European Social Survey, de há menos de um ano: a confiança dos portugueses nos partidos e nos políticos está em mínimos históricos e a avaliação já não passa de 3 pontos em 10 possíveis.
Estudo de opinião da Aximage, por ocasião do 25 de Abril deste ano: só 40 % dos portugueses dizem ter alguma ou muita confiança na Assembleia da República.
Estudo de opinião do ICS (Instituto de Ciências Sociais da Universidade de Lisboa)/ISCTE (Instituto Universitário de Lisboa), de junho deste ano: confirma que só 38 % confiam na Assembleia da República e só 18 % confiam nos partidos.

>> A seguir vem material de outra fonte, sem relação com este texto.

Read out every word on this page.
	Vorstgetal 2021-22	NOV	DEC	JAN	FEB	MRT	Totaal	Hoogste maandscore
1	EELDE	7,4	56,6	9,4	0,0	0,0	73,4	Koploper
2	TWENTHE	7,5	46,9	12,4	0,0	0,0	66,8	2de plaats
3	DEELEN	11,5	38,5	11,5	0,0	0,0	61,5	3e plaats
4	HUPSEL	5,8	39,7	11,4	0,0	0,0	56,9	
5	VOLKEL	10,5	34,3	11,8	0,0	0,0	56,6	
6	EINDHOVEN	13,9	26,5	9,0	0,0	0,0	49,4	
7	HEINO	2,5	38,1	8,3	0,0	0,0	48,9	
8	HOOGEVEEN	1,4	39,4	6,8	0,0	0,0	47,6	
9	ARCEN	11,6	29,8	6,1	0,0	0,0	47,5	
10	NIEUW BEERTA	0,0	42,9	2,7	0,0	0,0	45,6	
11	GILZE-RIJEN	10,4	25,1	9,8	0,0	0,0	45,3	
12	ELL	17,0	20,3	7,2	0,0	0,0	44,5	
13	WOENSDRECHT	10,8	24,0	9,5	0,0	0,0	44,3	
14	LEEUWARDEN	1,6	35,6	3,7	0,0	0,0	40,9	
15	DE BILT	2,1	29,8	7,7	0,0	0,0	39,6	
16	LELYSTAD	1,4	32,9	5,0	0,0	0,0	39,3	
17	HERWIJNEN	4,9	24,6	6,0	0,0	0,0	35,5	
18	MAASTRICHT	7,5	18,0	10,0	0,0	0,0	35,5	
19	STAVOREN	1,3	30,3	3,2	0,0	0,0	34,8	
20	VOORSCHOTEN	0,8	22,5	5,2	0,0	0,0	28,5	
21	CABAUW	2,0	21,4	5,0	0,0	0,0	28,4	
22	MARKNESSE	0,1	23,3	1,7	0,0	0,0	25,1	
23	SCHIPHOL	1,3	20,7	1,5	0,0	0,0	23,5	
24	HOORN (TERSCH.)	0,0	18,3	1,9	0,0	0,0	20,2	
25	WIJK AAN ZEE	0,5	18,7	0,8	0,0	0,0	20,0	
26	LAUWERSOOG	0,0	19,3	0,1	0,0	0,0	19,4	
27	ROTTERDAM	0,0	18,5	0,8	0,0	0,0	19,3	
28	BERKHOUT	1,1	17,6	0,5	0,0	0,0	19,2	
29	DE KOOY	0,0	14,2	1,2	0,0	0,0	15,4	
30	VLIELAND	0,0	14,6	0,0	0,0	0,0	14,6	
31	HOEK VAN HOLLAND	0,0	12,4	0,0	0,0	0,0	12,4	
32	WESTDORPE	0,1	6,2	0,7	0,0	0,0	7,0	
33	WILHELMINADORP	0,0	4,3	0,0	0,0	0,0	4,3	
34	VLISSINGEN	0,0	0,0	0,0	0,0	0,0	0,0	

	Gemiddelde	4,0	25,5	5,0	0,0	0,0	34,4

Posto isto, aos empíricos e aos analíticos, faço a mesma pergunta: de que evidência precisam mais? Aos empíricos e analíticos, lanço o mesmo desafio: tenham a humildade de reconhecer que algo está mal e
que algo tem de mudar. Algo tem de ser feito para reverter a erosão da confiança das pessoas nos seus eleitos, nos seus partidos e no seu, nosso, Parlamento; e uma das coisas que tem de mudar é o sistema eleitoral, criando um círculo nacional de compensação. É difícil imaginar forma mais rápida e segura de gerar nas pessoas distância e desconfiança em relação à democracia do que dizer-lhes «o teu voto não conta», mas foi isto mesmo que dissemos a mais de 700 000 eleitores nas últimas eleições: «O teu voto, o mais básico e simbólico de todos os direitos democráticos, não conta para nada.»
Pior, a mais algumas centenas de milhares de eleitores, em círculos mais pequenos, ainda se disse algo mais bizarro: «Se queres que o teu voto conte alguma coisa, não votes no que gostas mais, vota no que desgostas menos». Em resultado, há 1 milhão ou mais de eleitores que ou não estão representados nesta Assembleia ou não estão representados pela sua primeira escolha. É quase um quinto dos que votaram. É muita gente e é muito grave.
Sejamos capazes de dar voz e representação a esses votos, a esses portugueses, e reafirmemos a confiança de que o nosso sistema parlamentar saberá encontrar as soluções de governabilidade necessárias.